人気作品なので図書館での予約を待っていると1年以上かかってしまう。ようやく順番が回ってきて、昨年の作品を読むことができた。主人公は一太郎という、廻船問屋と薬種問屋を兼業している長崎屋の跡取り息子。
祖母は力のある妖怪なので、一太郎も妖怪の血を引いている。それゆえ彼の周囲には次々と妖怪たちが暮らすようになり、一太郎と妖怪たちとの友情が描かれている物語。優しくて頭のいい一太郎だけれど、身体が弱くで病気がち。それゆえ妖怪たちが一太郎を支えようとしている。

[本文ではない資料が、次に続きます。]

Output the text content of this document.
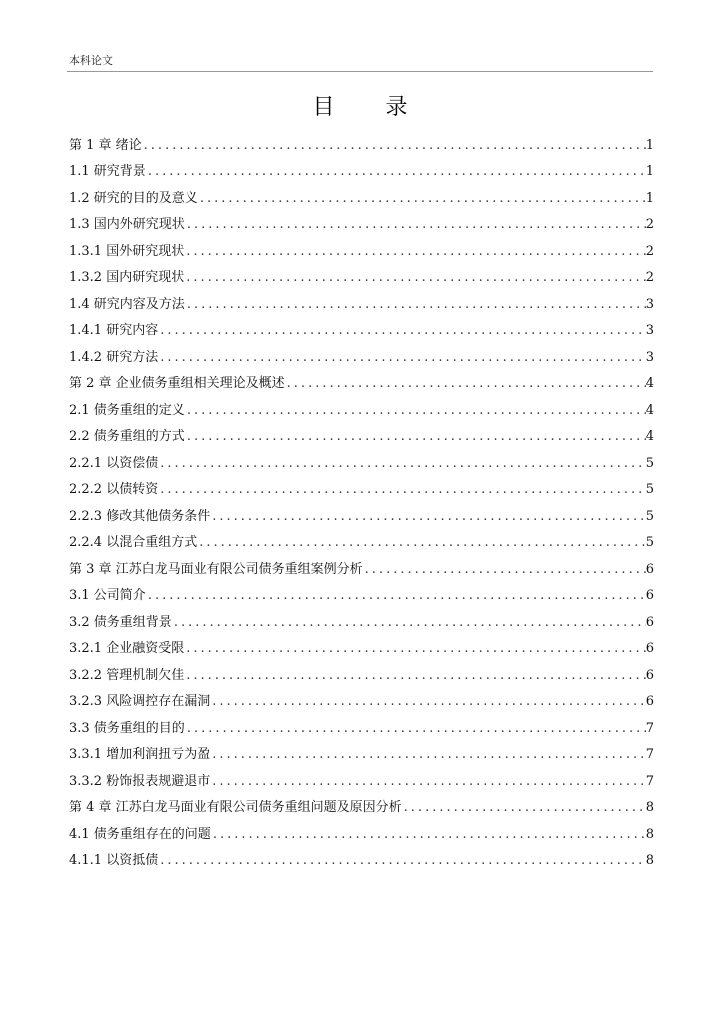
本科论文
目 录
第 1 章 绪论 .....	1
1.1 研究背景 .....	1
1.2 研究的目的及意义 .....	1
1.3 国内外研究现状 .....	2
1.3.1 国外研究现状 .....	2
1.3.2 国内研究现状 .....	2
1.4 研究内容及方法 .....	3
1.4.1 研究内容 .....	3
1.4.2 研究方法 .....	3
第 2 章 企业债务重组相关理论及概述 .....	4
2.1 债务重组的定义 .....	4
2.2 债务重组的方式 .....	4
2.2.1 以资偿债 .....	5
2.2.2 以债转资 .....	5
2.2.3 修改其他债务条件 .....	5
2.2.4 以混合重组方式 .....	5
第 3 章 江苏白龙马面业有限公司债务重组案例分析 .....	6
3.1 公司简介 .....	6
3.2 债务重组背景 .....	6
3.2.1 企业融资受限 .....	6
3.2.2 管理机制欠佳 .....	6
3.2.3 风险调控存在漏洞 .....	6
3.3 债务重组的目的 .....	7
3.3.1 增加利润扭亏为盈 .....	7
3.3.2 粉饰报表规避退市 .....	7
第 4 章 江苏白龙马面业有限公司债务重组问题及原因分析 .....	8
4.1 债务重组存在的问题 .....	8
4.1.1 以资抵债 .....	8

巻を重ねるごとにレギュラー化していく妖怪が増えていく。そして一太郎ファミリーとして彼を支えるようになる。そんな噂を聞きつけて、西日本からある妖怪が江戸へやってきた。それがタイトルの『いつまで』という妖怪で、『以津真天』と漢字で書く。
今回のトラブルの原因はこの以津真天によるもの。いつも楽しそうにしている長崎屋の妖怪たちに嫉妬した。それである悪事を思いついたことで、一太郎が巻き込まれてしまう。なんと時代小説なのに、タイムトラベルとパラレルワールドが登場する。
一太郎が落ちてしまった世界は5年後の江戸だった。跡取りの一太郎が5年前に行方不明となったことで長崎屋は廃業寸前。一太郎の許嫁である於りんとの結婚も白紙になった。完全に歯車が狂ってしまった5年度の世界。どうにかして5年前に戻らなければ誰もが不幸になってしまう。
ということで一太郎が5年前の世界に戻る顛末が書かれた物語。いつもは複数の短編が収録された構成が多いけれど、今回は久しぶりの長編小説。なぜ『5年後』だったのかという必然も含めて、本当によくできた物語だった。やっぱりこのシリーズは本当に面白い。さて、今年の最新刊はいつ読めるのだろうなぁ?